Mahkemece yapılacak iş; zabıtaya yeniden yazı yazılarak talep edilen dönemde davalıya ait işyerine komşu işyeri sahipleri ile bu işyerlerindeki çalışmaları kayıtlara geçmiş kişilerin isimlerinin ve adreslerinin tespit edilmesini istemek ve bu kişileri dinlemek, davacının delil olarak bildirdiği ... 4. İş Mahkemesi"nin 2014/758 E sayılı dosyasının bir suretini dosya arasına almak, ayrıca yine davacının delil olarak bildirdiği banka kayıtlarına ve PTT dekontlarına dair davacının beyanını alarak söz konusu kayıtları ilgili bankalardan ve PTT"den istemek, davalının davacıdan sonra yanında çalışanlar olup olmadığını araştırmak, ilgili meslek/ticaret odasından davalı işyerine ait kapasite raporu ile vergi dairesinden tüm vergi beyannameleri istenilerek; (gerektiğinde keşif yapılarak tespit edilecek) işyeri mekan ve büyüklüğü/fiziki şartları ve her türlü veri gözetilerek davalıya ait işyerinde çalışması gereken sigortalı sayısını dikkate almak, davacıya davalıya ait işyerinde geçen çalışmalarını açıklattırmak ve böylece; davalıya ait sebze meyve komisyoncusu olarak tescil edilen işyerinde yapılan taşıma işinin davalıya bağlı sürekli çalışan hamallarla mı yoksa piyasa hamallarıyla mı yapıldığını, çalışmanın varlığını ve kesintili olup olmadığını, tam zamanlı mı kısmi zamanlı mı olduğunu, davacının çalıştığını iddia ettiği işin her yıl talep edilen sürenin tamamında yapılıp yapılmadığını, yılın hangi aylarında bu işin yapıldığını, çalışmanın yapıldığı aylarda eksiksiz tam gün olarak (her ay 30 gün üzerinden) bu işin yapılıp yapılmadığını, yapılmadı ise ayda kaç gün anılan faaliyette bulunulduğunu, ücretin kim tarafından ödendiğini, ödenen ücret miktarını ve nasıl ödendiğini (günlük, haftalık, aylık) belirlemek ve toplanan deliller değerlendirilerek varılacak sonuca göre hüküm kurmaktan ibarettir.

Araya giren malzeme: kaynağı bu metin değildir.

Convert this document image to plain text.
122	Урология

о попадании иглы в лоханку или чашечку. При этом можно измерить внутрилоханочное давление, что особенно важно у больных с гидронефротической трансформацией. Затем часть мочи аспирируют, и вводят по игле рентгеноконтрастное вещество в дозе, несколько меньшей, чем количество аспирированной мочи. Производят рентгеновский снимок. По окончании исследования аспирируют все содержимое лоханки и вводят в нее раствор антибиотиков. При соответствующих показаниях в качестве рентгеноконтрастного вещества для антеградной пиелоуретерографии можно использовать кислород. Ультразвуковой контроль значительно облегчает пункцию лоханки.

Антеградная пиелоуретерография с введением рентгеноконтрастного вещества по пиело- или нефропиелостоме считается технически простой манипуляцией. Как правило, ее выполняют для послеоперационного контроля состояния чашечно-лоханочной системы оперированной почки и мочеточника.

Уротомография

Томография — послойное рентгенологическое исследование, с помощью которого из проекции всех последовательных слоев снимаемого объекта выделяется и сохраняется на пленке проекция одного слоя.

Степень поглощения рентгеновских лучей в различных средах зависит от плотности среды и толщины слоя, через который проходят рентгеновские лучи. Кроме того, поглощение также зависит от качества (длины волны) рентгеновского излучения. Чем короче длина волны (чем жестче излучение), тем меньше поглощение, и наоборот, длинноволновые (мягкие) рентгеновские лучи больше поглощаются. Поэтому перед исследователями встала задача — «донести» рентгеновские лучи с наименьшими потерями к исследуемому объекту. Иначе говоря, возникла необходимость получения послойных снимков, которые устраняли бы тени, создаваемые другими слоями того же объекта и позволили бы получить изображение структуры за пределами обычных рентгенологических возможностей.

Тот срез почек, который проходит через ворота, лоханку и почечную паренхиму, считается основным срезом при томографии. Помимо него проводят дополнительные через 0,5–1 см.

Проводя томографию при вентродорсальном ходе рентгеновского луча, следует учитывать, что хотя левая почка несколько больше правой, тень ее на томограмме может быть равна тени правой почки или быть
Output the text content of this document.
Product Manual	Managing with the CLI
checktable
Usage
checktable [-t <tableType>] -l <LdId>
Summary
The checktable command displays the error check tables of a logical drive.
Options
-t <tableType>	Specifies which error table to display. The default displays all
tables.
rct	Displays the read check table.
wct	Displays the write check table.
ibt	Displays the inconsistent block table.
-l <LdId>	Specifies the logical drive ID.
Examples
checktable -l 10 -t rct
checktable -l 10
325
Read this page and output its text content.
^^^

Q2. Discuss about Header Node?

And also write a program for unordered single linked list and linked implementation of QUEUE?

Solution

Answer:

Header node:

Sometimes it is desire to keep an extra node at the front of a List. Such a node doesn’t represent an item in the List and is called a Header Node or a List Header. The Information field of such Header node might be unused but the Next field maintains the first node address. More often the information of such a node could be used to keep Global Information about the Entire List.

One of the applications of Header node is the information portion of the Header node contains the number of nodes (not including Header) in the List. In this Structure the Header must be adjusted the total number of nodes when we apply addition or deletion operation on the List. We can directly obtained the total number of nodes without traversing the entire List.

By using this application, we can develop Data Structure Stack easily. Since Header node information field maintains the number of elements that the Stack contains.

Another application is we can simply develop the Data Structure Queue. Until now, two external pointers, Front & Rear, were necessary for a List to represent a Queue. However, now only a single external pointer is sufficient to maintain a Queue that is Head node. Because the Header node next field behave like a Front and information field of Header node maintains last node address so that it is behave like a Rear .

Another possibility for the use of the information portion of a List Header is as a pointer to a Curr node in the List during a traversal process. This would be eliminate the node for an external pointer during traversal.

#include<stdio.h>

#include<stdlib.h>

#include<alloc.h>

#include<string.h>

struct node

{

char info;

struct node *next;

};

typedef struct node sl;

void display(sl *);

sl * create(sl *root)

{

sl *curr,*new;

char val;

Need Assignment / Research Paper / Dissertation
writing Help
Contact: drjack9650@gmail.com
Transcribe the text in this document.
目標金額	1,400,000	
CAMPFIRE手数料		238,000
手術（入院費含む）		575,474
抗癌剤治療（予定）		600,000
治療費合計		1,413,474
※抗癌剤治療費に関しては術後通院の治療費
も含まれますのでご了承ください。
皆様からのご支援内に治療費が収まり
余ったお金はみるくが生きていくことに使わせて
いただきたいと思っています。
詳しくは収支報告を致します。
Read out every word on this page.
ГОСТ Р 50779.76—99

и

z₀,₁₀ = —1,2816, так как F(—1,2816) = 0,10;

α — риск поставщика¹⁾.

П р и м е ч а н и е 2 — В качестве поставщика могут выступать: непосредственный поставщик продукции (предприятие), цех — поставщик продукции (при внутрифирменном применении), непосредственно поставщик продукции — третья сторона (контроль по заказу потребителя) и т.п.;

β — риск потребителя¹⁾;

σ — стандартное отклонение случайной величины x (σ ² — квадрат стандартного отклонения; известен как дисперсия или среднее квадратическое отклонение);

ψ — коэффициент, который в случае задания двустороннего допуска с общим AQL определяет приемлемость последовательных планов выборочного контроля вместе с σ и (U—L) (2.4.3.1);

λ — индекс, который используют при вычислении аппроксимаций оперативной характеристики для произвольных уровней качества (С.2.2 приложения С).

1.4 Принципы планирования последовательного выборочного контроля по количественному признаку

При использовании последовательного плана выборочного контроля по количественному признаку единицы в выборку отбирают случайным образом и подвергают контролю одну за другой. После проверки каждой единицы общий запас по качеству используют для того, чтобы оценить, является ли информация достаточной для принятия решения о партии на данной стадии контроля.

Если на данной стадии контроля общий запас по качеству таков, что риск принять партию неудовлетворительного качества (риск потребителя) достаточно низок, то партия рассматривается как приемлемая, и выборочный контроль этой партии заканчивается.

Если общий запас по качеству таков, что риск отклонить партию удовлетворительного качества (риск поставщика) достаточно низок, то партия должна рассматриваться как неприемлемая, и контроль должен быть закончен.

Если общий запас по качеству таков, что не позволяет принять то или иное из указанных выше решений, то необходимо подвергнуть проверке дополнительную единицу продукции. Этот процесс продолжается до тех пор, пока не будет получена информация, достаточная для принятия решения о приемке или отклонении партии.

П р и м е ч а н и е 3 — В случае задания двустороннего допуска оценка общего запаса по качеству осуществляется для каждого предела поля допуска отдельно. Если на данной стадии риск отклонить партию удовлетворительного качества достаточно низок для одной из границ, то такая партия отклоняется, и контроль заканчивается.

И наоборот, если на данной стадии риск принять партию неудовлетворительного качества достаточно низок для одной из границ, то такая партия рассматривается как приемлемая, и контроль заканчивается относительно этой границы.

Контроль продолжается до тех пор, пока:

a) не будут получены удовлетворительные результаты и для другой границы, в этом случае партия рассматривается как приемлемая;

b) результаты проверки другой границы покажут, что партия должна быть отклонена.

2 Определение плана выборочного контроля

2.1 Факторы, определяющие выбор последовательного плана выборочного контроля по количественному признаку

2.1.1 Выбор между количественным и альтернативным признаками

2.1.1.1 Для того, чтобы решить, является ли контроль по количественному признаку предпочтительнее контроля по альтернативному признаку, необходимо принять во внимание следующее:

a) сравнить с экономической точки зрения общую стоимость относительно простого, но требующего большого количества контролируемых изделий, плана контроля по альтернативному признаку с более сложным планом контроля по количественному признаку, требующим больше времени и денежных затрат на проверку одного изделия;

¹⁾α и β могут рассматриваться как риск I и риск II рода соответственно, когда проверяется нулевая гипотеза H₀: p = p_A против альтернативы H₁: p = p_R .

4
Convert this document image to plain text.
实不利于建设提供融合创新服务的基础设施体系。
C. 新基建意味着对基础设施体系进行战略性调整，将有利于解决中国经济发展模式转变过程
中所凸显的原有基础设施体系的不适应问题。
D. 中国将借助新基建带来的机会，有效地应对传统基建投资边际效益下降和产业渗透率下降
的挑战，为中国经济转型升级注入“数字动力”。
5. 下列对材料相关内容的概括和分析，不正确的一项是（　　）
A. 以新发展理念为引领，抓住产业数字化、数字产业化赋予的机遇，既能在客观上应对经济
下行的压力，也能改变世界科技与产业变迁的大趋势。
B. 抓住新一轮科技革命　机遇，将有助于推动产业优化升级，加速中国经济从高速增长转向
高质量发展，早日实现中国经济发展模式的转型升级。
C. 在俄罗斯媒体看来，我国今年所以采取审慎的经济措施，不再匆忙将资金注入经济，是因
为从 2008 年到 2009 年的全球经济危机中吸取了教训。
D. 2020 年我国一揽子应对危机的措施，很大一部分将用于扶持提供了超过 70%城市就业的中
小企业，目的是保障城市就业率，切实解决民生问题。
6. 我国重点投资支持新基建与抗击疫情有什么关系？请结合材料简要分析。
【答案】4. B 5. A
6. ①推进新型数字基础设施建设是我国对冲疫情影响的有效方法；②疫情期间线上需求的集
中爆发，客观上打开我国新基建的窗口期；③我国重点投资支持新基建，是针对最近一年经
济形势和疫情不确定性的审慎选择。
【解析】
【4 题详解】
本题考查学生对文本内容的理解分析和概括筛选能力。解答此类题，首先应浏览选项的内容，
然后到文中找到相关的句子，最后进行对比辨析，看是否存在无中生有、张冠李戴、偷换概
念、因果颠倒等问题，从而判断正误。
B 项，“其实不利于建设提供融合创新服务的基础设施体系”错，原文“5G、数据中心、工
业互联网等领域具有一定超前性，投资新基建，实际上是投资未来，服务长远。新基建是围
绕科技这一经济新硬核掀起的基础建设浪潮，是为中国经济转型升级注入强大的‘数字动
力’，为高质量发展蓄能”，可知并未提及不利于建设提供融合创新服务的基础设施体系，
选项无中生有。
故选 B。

Mahkemece, bu maddi ve hukuki olgular göz önünde tutulmaksızın eksik araştırma ve inceleme ile yazılı şekilde hüküm kurulması usul ve yasaya aykırı olup bozma nedenidir.
O halde davacının bu yönü amaçlayan temyiz itirazları kabul edilmeli ve hüküm bozulmalıdır.
SONUÇ: Hükmün yukarıda açıklanan nedenlerle BOZULMASINA, temyiz harcının istek halinde davacıya iadesine, 19.02.2018 gününde oybirliğiyle karar verildi.